Other hot centers of biodiversity are coral reefs. I don't really believe it's conceivable that their total "amount of life" or "amount of biodiversity" is going to drop to zero in 20 or 40 years, as some people claim. But that doesn't mean we shouldn't try to monitor these things and help these ecosystems if we can. However, we should also understand that our overly active attempts to "help" may actually be harmful because we're neither omniscient not omnipotent - and sometimes we're not even omnipresent. :-)

Add to Digg this Add to reddit

snail feedback (2) :

reader Francisco said...

If this is the next crisis, they may need to drop CO2 as the major boogeyman, as it will be hard to show how an increase in atmospheric CO2 would reduce biodiversity (it should increase it, if anything). And if the main goal is to commoditize carbon, it’s hard to see how it will be done without the CO2 magic phantom. CO2 is the perfect vilain because, whatever its overall effect on climate might be, so little is known about it that it allows for endless quibbling and hypothetical speculation one way or another.

Anthony Watts has a post on a new urgent plead by scientists to get 15 Billion dollars to measure ocean pH. They say, among other things:“Most ocean experts believe the future ocean will be saltier, hotter, more acidic, and less diverse”
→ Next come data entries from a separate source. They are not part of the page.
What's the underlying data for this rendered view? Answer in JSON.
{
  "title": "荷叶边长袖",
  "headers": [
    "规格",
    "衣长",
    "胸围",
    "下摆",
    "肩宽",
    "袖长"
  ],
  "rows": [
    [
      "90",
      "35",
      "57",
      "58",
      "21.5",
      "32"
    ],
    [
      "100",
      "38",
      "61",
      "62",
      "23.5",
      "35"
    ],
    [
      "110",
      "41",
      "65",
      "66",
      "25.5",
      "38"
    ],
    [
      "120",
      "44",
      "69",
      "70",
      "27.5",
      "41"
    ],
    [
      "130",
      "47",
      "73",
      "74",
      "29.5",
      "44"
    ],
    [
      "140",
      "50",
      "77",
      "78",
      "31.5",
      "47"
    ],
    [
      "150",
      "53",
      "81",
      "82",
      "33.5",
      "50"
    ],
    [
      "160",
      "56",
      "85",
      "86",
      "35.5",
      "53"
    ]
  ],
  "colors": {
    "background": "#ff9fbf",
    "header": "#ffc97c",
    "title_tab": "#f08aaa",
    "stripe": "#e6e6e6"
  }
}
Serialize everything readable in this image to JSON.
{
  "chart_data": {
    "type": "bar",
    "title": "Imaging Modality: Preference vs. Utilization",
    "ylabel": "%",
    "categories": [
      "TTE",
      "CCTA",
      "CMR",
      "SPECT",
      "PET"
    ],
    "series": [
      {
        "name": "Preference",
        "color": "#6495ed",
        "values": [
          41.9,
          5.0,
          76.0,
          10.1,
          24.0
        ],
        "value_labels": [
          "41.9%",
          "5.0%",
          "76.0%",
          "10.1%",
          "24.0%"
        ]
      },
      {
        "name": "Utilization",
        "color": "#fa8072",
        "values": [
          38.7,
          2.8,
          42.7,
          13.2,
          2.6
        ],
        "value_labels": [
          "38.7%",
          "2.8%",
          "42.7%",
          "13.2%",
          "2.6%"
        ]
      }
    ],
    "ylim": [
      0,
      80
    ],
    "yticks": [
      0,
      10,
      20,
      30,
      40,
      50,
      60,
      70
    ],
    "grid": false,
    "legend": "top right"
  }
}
If the oceans get hotter, then how are they going to absorb more CO2 to become more acidic?
And if they get a lot of fresh water from supposed future melting of land ice, how are they going to become saltier?

reader wstarck said...

The biodiversity threat to coral reefs has been vastly exaggerated. There is no record of even one human caused extinction of any species of coral reef fishes or invertebrates. Although some coastal reefs have been heavily impacted by pollution and overfishing, vast areas of oceanic reefs still exist in superb natural condition.

The popular notion of reefs being "delicate" and "fragile" is nonsense. They are routinely devastated by tropical storms but rapidly recover. The species assemblages which comprise healthy reefs communities may vary from a hundred species of fishes in the Eastern Pacific to over 1200 in the far Western Pacific and the corals from only a half-dozen species in the east to as much as 600 in the west. Even on a given reef species can change significantly over time due to random variables of planktonic distribution. These are highly variable and adaptable communities.

A few months ago I visited an area in Papua New Guinea where shallow water geothermal vents result in a continuous bubble bath of CO2 in the midst of a healthy coral reef. The pH of the water amidst the corals was 7.74. This is lower than is predicted by the alarmists for the end of the century.

It would be nice to think that ongoing supplies of fossil fuels are so assured that this is something we should start worring about now.